Town of DeRuyter History
Town of DeRuyter History

 The village of DeRuyter population (about) 650, takes pride in the fact 
that their community is the only one in the world named DeRuyter. The name 
was assigned by John Lincklaen, founder of Cazenovia and agent for the 
Holland Land Company, owners of this territory in the late 1700s. 

Lincklaen took the name from Michael DeRuyter, who is regarded as the foremost military hero in Dutch history and the greatest naval strategist of the seventeenth century. The town and village are proud of the name. Without it, their residents could never have witnessed nor participated in an extraordinary event which took place in April 1982. The occasion was the 375th anniversary of Admiral DeRuyter's birth, coinciding with the 200 years of official relations between the United States and the Netherlands.

What began as a dream in the minds of a few ended up in a two-day celebration of peoples and cultures. On the weekend of April 24 and 25, 1982 nearly 20,000 Central New Yorkers joined with over 150 Dutch naval officers and crewmen (some from the "DeRuyter," flagship of the Dutch fleet) and the Royal Netherlands Marine Band in what one newspaper called a "delicious, delightful, de-lovely" event. The town and village were named "Flagship Town U.S.A." by Federal and State proclamation. The bands marched, there were flowers and flags, speeches by admirals, generals, congressmen, and senators. Lasting friendships and memories were made, all on the thread of a thin historical connection.

The building stock dates predominantly from the early to late Victorian period, the peak population and commercial era in DeRuyter's history. The plank road construction in 1850 and access to rail transportation in the early 1810s aided the prosperity and development of the area. Prosperity waned as the automotive age advanced. The railroad, which eventually became a branch of the Lehigh Valley was pulled up in 1968. The old freight house, c. 1870, remains in solemn if somewhat forlorn tribute.

Beyond the village and extending into the towns, occupying the north west corner of the town, is a man-made body of water of approximately 650 acres. Officially, it is the Tioughnioga Reservoir, so named after the tributary used to supply it with water. More commonly it is called DeRuyter Lake (or Reservoir). The actual name, as all local residents know it, is "The Lake."

There was deep, forested valley here in 1793 and 1794 when the town's first settlers, men like Eli Cosgrove, Elias and Elijah Benjamin and Thompson Burdick, built homesteads here. What is now East Lake Road became the main route to Cazenovia and points north. The town's first improved road, the DeRuyter Plank Road, passed along this route in 1850. By then prosperous farms had been established throughout the area, and a sawmill ran in the valley floor.

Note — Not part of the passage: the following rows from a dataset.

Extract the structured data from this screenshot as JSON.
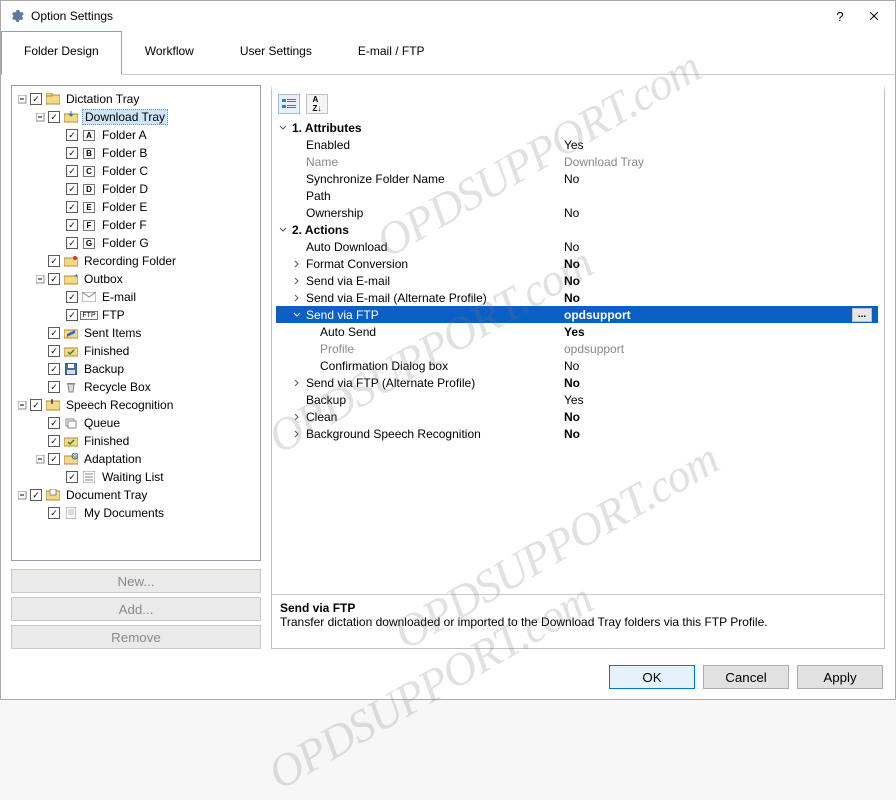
{
  "window": {
    "title": "Option Settings"
  },
  "tabs": [
    "Folder Design",
    "Workflow",
    "User Settings",
    "E-mail / FTP"
  ],
  "tree": [
    {
      "d": 0,
      "exp": "minus",
      "chk": true,
      "icon": "folder-tray",
      "label": "Dictation Tray"
    },
    {
      "d": 1,
      "exp": "minus",
      "chk": true,
      "icon": "download-folder",
      "label": "Download Tray",
      "sel": true
    },
    {
      "d": 2,
      "exp": "none",
      "chk": true,
      "icon": "letter-a",
      "label": "Folder A"
    },
    {
      "d": 2,
      "exp": "none",
      "chk": true,
      "icon": "letter-b",
      "label": "Folder B"
    },
    {
      "d": 2,
      "exp": "none",
      "chk": true,
      "icon": "letter-c",
      "label": "Folder C"
    },
    {
      "d": 2,
      "exp": "none",
      "chk": true,
      "icon": "letter-d",
      "label": "Folder D"
    },
    {
      "d": 2,
      "exp": "none",
      "chk": true,
      "icon": "letter-e",
      "label": "Folder E"
    },
    {
      "d": 2,
      "exp": "none",
      "chk": true,
      "icon": "letter-f",
      "label": "Folder F"
    },
    {
      "d": 2,
      "exp": "none",
      "chk": true,
      "icon": "letter-g",
      "label": "Folder G"
    },
    {
      "d": 1,
      "exp": "none",
      "chk": true,
      "icon": "record-folder",
      "label": "Recording Folder"
    },
    {
      "d": 1,
      "exp": "minus",
      "chk": true,
      "icon": "outbox",
      "label": "Outbox"
    },
    {
      "d": 2,
      "exp": "none",
      "chk": true,
      "icon": "envelope",
      "label": "E-mail"
    },
    {
      "d": 2,
      "exp": "none",
      "chk": true,
      "icon": "ftp",
      "label": "FTP"
    },
    {
      "d": 1,
      "exp": "none",
      "chk": true,
      "icon": "sent",
      "label": "Sent Items"
    },
    {
      "d": 1,
      "exp": "none",
      "chk": true,
      "icon": "check-folder",
      "label": "Finished"
    },
    {
      "d": 1,
      "exp": "none",
      "chk": true,
      "icon": "disk",
      "label": "Backup"
    },
    {
      "d": 1,
      "exp": "none",
      "chk": true,
      "icon": "recycle",
      "label": "Recycle Box"
    },
    {
      "d": 0,
      "exp": "minus",
      "chk": true,
      "icon": "speech",
      "label": "Speech Recognition"
    },
    {
      "d": 1,
      "exp": "none",
      "chk": true,
      "icon": "queue",
      "label": "Queue"
    },
    {
      "d": 1,
      "exp": "none",
      "chk": true,
      "icon": "check-folder",
      "label": "Finished"
    },
    {
      "d": 1,
      "exp": "minus",
      "chk": true,
      "icon": "adapt",
      "label": "Adaptation"
    },
    {
      "d": 2,
      "exp": "none",
      "chk": true,
      "icon": "list",
      "label": "Waiting List"
    },
    {
      "d": 0,
      "exp": "minus",
      "chk": true,
      "icon": "doc-tray",
      "label": "Document Tray"
    },
    {
      "d": 1,
      "exp": "none",
      "chk": true,
      "icon": "page",
      "label": "My Documents"
    }
  ],
  "leftButtons": {
    "new": "New...",
    "add": "Add...",
    "remove": "Remove"
  },
  "properties": [
    {
      "t": "cat",
      "exp": "open",
      "name": "1. Attributes"
    },
    {
      "t": "row",
      "ind": 1,
      "name": "Enabled",
      "val": "Yes"
    },
    {
      "t": "row",
      "ind": 1,
      "name": "Name",
      "val": "Download Tray",
      "gray": true
    },
    {
      "t": "row",
      "ind": 1,
      "name": "Synchronize Folder Name",
      "val": "No"
    },
    {
      "t": "row",
      "ind": 1,
      "name": "Path",
      "val": ""
    },
    {
      "t": "row",
      "ind": 1,
      "name": "Ownership",
      "val": "No"
    },
    {
      "t": "cat",
      "exp": "open",
      "name": "2. Actions"
    },
    {
      "t": "row",
      "ind": 1,
      "name": "Auto Download",
      "val": "No"
    },
    {
      "t": "row",
      "ind": 1,
      "exp": "closed",
      "name": "Format Conversion",
      "val": "No",
      "bold": true
    },
    {
      "t": "row",
      "ind": 1,
      "exp": "closed",
      "name": "Send via E-mail",
      "val": "No",
      "bold": true
    },
    {
      "t": "row",
      "ind": 1,
      "exp": "closed",
      "name": "Send via E-mail (Alternate Profile)",
      "val": "No",
      "bold": true
    },
    {
      "t": "row",
      "ind": 1,
      "exp": "open",
      "name": "Send via FTP",
      "val": "opdsupport",
      "bold": true,
      "sel": true,
      "elips": true
    },
    {
      "t": "row",
      "ind": 2,
      "name": "Auto Send",
      "val": "Yes",
      "bold": true
    },
    {
      "t": "row",
      "ind": 2,
      "name": "Profile",
      "val": "opdsupport",
      "gray": true
    },
    {
      "t": "row",
      "ind": 2,
      "name": "Confirmation Dialog box",
      "val": "No"
    },
    {
      "t": "row",
      "ind": 1,
      "exp": "closed",
      "name": "Send via FTP (Alternate Profile)",
      "val": "No",
      "bold": true
    },
    {
      "t": "row",
      "ind": 1,
      "name": "Backup",
      "val": "Yes"
    },
    {
      "t": "row",
      "ind": 1,
      "exp": "closed",
      "name": "Clean",
      "val": "No",
      "bold": true
    },
    {
      "t": "row",
      "ind": 1,
      "exp": "closed",
      "name": "Background Speech Recognition",
      "val": "No",
      "bold": true
    }
  ],
  "desc": {
    "title": "Send via FTP",
    "body": "Transfer dictation downloaded or imported to the Download Tray folders via this FTP Profile."
  },
  "bottom": {
    "ok": "OK",
    "cancel": "Cancel",
    "apply": "Apply"
  },
  "watermark": "OPDSUPPORT.com"
}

Around 1860, surveyors for the State Canal Department identified the valley as a likely location for a reservoir to supply water to the Erie Canal east of Syracuse. Work began in 1860, but because of the Civil War was not completed until 1870. The dam was approximately 75 feet high, rising from a width at the base of 375 feet. The structure, of local stone and faced with limestone from Ithaca and Hamilton, was entirely built by men, wagons, and horses.

A number of small hamlets and crossroads have played an important part of the town's development:

Paradise Hill - rises up in the south-central part of the town. The now semi-wild country was for a time at the turn of the century the winter quarters for the Sig Sautelle Circus, the original "Greatest Show on Earth." Sautelle was the first to transport his show by rail. The barns on Paradise Hill once were home to Sig's elephants, among other animals. Somehow, it's hard to conjure an image of this scene today.

Quaker Basin - area southeast of the village was settled as early as 1890 by Quakers, most of whom came up from southern New York and Pennsylvania along the "Old Joe Road" (named for its builder, Joe Messinger). The Society of Friends built a meeting house that stood in the center of the valley for 90 years. Ezra Comell, founder of Cornell University, grew up in "the Basin" and attended meetings there.

The meeting house was replaced by a small Methodist Church in 1890. The building is now the home of the active Quaker Basin Community Center, providing a continuing sense of community to the area.

Sheds - proud, cohesive hamlet in the north-central part of the town. This is the only "place" in the town to show up on many road maps, due to the crossing of state routes 13 and 80 here.

Events and traditions have also contributed much to the character of the town. The DeRuyter Fair is just such a tradition. Begun in 1908 as the "Four County Fair," the event was once one of the largest of its kind in Central New York, featuring horse races, more than 1000 exhibitions of all kinds, bands, and carnivals. For years special excursion trains delivered fairgoers from points north and south.

Now held for four days each August and sponsored by the Volunteer Fire Department, the Fair - although somewhat scaled down from those of the early years - continues to help enliven, entertain, and enrich the community.